Ugandans could not wait to go and see the beauty of their country which they had always ignored, assuming earlier that it was only meant to be enjoyed by visiting foreigners. Owners of game park lodges are now reporting full bookings on weekends by locals. Their next challenge now is to convince the Ugandan that you can also tour your country on weekdays. In our culture the weekdays are for hassling, January to December, even if you are on leave from official duty.
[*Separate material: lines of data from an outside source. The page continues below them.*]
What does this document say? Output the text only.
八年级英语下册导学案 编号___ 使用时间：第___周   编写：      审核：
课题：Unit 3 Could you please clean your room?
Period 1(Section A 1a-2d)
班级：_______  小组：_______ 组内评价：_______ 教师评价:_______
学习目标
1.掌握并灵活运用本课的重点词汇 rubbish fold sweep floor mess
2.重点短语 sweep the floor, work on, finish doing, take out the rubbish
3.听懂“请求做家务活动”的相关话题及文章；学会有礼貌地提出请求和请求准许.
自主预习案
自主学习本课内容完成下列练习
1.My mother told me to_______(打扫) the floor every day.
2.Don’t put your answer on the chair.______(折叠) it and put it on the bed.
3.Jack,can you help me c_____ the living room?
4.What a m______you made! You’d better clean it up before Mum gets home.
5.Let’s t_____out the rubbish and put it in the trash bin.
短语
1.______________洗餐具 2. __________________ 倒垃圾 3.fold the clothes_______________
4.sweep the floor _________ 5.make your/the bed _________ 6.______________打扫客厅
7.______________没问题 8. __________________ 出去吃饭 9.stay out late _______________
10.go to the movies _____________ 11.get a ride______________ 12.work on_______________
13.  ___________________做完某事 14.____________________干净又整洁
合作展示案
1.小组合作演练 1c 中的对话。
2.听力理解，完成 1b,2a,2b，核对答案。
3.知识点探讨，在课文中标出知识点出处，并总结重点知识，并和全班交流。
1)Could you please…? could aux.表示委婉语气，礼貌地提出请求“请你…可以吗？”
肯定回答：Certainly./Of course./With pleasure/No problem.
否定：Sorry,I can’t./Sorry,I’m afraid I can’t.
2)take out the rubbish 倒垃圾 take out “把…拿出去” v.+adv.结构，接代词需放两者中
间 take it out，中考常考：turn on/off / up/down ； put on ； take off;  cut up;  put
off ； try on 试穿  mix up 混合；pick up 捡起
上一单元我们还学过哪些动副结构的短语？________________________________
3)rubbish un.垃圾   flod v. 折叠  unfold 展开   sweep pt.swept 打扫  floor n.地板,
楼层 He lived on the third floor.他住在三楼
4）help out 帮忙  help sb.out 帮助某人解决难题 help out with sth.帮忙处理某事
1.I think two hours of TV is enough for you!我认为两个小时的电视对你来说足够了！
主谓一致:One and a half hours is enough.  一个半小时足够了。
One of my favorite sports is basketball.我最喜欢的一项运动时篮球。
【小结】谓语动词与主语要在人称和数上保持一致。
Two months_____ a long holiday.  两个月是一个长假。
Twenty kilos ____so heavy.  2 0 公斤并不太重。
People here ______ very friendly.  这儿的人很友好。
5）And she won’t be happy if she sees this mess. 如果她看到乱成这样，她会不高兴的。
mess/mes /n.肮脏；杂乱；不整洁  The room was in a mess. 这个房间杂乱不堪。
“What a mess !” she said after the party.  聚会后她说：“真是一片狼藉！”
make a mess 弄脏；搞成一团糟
Then the foods. People have been eating so well since the lockdown started in March! Could it be they thought they were going to die so they may as well ‘eat their things’? The average Ugandan emerged from the lockdown looking better fed, not emaciated. How do you explain that? It seems we were being true to our culture of reserving the best dish for the visitors. Now that the visitors were not about to come, we started to eat the best of our farm produce for ourselves. We used to study about those countries that consume their best produce and export the lower grade. We are getting there now, whether we export or not, we are consuming our best.

And when you go today to the scenic, lakeside town of Entebbe 40km south of Kampala capital city, you might spot some luxury, white buses gliding on the roads, completely soundless. The locally designed buses built at the military industrial complex have already been deployed by yes, the Civil Aviation Authority, plying between the airport and the city. So Ugandans will soon not have to first leave the country to experience the super modern ambiance of the clean land transport modes of the 21 century, made in Uganda and being consumed by Ugandans.

Just before the lockdown, a European Union parliament delegation savored the experience of the country’s then newly released electric buses in Kampala. Now the Ugandans are claiming their product for their own use.


But now probably the most curious outcome of the lockdown has just been noticed in the national financial habits.

At least the public has just learnt of it, yet they have been doing it individually, not knowing that others were doing it at the same time.

The saving culture is shooting up!

The central bank released its observation at the beginning of August – that since the start of the lockdown, the country has seen an unprecedented rise in savings.

What savings? Long term deposits. And this by people who were publicly crying that they were not earning due to lockdown. Yet they discovered the need to save more! You saved more not knowing that your neighbour was also saving more!

In other words, Ugandans are not just raising the quality of what they eat; they are not only discovering tourism; they are not only starting to ride in 100 per cent electric vehicles; they are also taking their financial habits to a higher level!

We are a nation re-discovering the classic economic stages of development that say savings need to rise to a certain level to support investments before you can realise the take-off. The world’s biggest economy, America’s, is built on savings – other people’s savings that the US system borrows. Let us hope Uganda’s savings will build Uganda and reduce the addiction to foreign loans.

On the other hand – note the hesitation to call it the downside – the people are also drinking more beer. Yes, the revenue authority is upbeat over the tax collection from beer sales. And this is at a time when the bars remain firmly closed! Bars and clubs are closed, but the brewers are moving bigger volumes!

Drink is being consumed in larger amounts in homes. Who knows whether this is a good or bad thing? More revenue for service delivery, even if some of it will be for treating a few damaged livers.

We continue making lemonade from the Corona lemon.